Ah, romance. It’s complicated. Sometimes it can feel like a barrage of the same stuff, again and again. That’s at least doubly true of fictional relationships, which can, when not properly tended by showrunners and screenwriters, wind up feeling more arduous than amorous. Maybe that’s why Brian Dietzen, best known for his 19 years spent in the “NCIS” universe as Doctor Jimmy Palmer, wanted to make sure that his character’s on-screen love life included “a mature, grown-up relationship.”
That’s what he remembers requesting, alongside co-star Katrina Law, when discussing the potential for their characters to become romantically entangled moving forward — not a perpetual motion machine made of drama and predictable heartbreak, but “something where they could back each other up and display something that was healthy,” as he told Parade in an interview.
NCIS’s Palmer and Knight: Still not crazy after all this year
Speaking to Parade, Brian Dietzen expanded on the concerns that he and Katrina Law had when the “NCIS” scuttlebutt involved those crazy kids getting up to some canoodling. He stated that they both wanted a more grounded approach to televised partnership and that he liked what the writers had come up with.

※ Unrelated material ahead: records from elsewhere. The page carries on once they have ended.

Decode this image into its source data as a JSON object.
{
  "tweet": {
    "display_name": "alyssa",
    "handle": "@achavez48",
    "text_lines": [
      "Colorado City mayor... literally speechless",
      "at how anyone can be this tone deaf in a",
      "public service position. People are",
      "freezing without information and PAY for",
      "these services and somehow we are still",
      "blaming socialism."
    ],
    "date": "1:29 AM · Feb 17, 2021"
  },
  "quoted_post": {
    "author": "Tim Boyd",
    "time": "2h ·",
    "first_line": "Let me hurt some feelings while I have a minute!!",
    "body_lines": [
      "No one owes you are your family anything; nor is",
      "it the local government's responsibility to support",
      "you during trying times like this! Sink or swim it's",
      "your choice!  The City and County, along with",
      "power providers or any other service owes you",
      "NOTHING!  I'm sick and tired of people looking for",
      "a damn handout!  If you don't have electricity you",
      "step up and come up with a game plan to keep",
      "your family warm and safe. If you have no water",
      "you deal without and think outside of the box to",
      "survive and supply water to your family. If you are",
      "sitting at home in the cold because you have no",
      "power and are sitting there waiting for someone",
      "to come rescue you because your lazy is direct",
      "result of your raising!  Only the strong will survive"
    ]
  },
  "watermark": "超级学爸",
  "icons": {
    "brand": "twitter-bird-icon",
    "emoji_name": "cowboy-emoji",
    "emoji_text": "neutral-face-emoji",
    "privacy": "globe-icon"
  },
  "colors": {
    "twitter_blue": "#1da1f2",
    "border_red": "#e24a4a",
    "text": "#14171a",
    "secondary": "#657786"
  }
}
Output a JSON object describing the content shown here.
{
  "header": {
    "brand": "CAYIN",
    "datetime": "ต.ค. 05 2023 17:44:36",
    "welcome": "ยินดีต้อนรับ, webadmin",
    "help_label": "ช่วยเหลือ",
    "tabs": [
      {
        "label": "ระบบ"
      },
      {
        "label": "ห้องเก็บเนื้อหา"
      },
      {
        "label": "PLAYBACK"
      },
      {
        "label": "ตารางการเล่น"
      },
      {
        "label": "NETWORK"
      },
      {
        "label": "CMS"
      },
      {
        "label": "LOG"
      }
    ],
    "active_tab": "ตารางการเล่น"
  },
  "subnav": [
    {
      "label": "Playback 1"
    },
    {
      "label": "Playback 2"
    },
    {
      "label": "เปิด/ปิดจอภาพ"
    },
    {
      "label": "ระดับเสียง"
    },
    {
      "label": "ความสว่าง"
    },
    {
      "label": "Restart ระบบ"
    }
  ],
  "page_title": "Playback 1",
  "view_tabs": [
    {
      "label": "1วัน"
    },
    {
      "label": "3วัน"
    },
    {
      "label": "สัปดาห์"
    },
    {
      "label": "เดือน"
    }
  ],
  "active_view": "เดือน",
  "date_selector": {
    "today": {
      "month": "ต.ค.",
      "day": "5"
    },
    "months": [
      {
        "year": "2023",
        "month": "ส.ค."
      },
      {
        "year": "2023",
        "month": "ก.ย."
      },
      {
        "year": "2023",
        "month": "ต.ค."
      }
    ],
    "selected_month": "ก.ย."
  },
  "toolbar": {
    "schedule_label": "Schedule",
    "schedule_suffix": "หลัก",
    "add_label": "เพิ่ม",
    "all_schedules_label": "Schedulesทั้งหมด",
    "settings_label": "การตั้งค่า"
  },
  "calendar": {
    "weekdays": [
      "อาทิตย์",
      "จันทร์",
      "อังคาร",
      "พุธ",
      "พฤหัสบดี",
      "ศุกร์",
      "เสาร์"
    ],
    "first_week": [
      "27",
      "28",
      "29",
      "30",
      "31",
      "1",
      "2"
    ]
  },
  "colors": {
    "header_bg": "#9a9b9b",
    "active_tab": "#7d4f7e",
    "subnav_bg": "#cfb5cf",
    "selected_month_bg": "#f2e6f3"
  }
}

According to the actor, the maturity “was on full display” in an episode when Law’s Jessica Knight told his Jimmy Palmer character that she didn’t mean to pressure him. “That was on full display a few weeks back when her character came in and very lovingly said, ‘I didn’t mean to push you,” Dietzen recalled. “And if I did, I’m sorry. I realize that by saying that I want to spend more time with your daughter that I might be pushing you too fast into this,’ and Jimmy opened up and said, ‘No, you’re not. It’s not your fault, it’s just hard when you lose someone.’ She’s there for him. It was a very adult conversation and it showed how they cared for one another and had one another’s back.”
Relationships are hard, and there’s an argument to be made that they get more difficult when every fictitious example in your periphery is based on bonkers drama. It’s nice to hear about writers choosing relatable, difficult truths instead of cheap, dramatic tricks.
Or at least that’s what your secret lover in the Cayman Islands probably thinks, Carl.